Equinor makes big oil find in Norway
Equinor and partners Vår Energi, Idemitsu Petroleum and Neptune Energy have made the biggest discovery so far this year on the Norwegian continental shelf (NCS).
Preliminary estimates place the size of the discovery between 12 and 19 million standard cubic metres of recoverable oil equivalent, corresponding to 75-120 million barrels of recoverable oil equivalent.
“The discovery revitalises one of the most mature areas on the NCS. With discoveries in four of four prospects in the Fram area during the past 18 months, we have proven volumes that in total will create considerable value for society,” says Nick Ashton, Equinor’s senior vice president for exploration in Norway.
Exploration wells 31/2-22 S and 31/2-22 A in the Blasto prospect of production licences 090, 090 I and 090 E were drilled about 3 kilometres southwest of the Fram field, 11 kilometres northwest of the Troll field and 120 kilometres northwest of Bergen.
“Equinor is already an industry leader in low-carbon production. The discoveries in the Fram area will help us reach our goal of a further 40% reduction by 2030 while maintaining the current production level,” adds Ashton.
Exploration well 31/2-22 S struck a total oil column of around 30 metres in the upper part of the Sognefjord formation and an oil column of around 50 metres in the lower part of the Sognefjord formation. The oil-water contacts were proven at 1860 and 1960 metres respectively.
Exploration well 31/2-22 A struck high-quality sandstone in the Sognefjord formation, but the reservoir is filled with water and the well is classified as dry.
Neptune Energy’s managing director in Norway, Odin Estensen said: “We are proud to be partnering with Equinor on such a significant discovery. Blasto is the first of two exploration wells we will drill in the Fram area this year, and fits with our strategy for exploration close to our existing infrastructure. These are important resources which can be brought into production quickly. It’s also a strategically important discovery for Neptune and underlines our commitment to continue growing our business in the Norwegian sector. In the last 15 months, we have participated in five exploration wells, and four of these have resulted in discoveries.”

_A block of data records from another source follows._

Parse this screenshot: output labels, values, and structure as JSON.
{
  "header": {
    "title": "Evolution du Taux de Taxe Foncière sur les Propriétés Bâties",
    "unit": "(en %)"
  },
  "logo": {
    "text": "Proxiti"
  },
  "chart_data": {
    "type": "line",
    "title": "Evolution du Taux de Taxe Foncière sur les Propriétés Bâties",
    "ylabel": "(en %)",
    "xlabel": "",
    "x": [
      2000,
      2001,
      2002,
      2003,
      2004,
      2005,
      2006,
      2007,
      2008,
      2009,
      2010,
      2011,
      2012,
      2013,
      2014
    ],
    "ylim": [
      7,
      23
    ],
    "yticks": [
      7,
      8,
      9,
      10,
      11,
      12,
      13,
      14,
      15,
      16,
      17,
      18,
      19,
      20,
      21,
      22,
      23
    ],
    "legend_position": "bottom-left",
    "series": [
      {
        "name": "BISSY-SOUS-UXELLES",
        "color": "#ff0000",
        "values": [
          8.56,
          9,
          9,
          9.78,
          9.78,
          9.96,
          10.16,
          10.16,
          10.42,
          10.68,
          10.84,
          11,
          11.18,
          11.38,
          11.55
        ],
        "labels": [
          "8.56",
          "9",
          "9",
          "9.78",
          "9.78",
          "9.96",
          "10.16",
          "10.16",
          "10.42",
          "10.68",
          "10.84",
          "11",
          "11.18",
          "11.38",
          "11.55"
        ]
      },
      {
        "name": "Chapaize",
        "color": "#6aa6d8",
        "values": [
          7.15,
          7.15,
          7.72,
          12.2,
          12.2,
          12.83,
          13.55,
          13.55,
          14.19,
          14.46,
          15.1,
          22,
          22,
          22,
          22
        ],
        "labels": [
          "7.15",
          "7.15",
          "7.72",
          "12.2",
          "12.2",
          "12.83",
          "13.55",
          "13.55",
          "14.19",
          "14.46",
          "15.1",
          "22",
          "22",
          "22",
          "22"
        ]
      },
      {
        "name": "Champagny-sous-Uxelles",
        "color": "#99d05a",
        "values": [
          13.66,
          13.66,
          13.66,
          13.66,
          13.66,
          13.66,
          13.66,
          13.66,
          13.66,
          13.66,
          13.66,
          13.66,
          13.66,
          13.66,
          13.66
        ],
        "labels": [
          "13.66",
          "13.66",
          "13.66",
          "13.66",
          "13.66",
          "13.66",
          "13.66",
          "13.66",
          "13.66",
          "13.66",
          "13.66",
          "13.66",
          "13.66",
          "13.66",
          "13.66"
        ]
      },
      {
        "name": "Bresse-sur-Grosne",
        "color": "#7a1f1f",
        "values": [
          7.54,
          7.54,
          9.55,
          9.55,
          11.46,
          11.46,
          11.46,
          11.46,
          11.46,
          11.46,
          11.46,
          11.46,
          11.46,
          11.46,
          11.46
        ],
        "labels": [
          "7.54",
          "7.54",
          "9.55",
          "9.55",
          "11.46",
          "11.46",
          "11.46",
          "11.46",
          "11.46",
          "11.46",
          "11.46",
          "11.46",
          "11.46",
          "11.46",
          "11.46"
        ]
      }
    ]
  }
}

Regarding the discovery to be commercially viable, the licensees will consider tying it to other discoveries and existing infrastructure in the area.
Well 31/2-22 S was drilled to a vertical depth of 2282 metres below sea level and a measured depth of 2379 metres below sea level. Well 31/2-22 A was drilled to a vertical depth of 2035 metres below sea level and a measured depth of 2207 metres below sea level.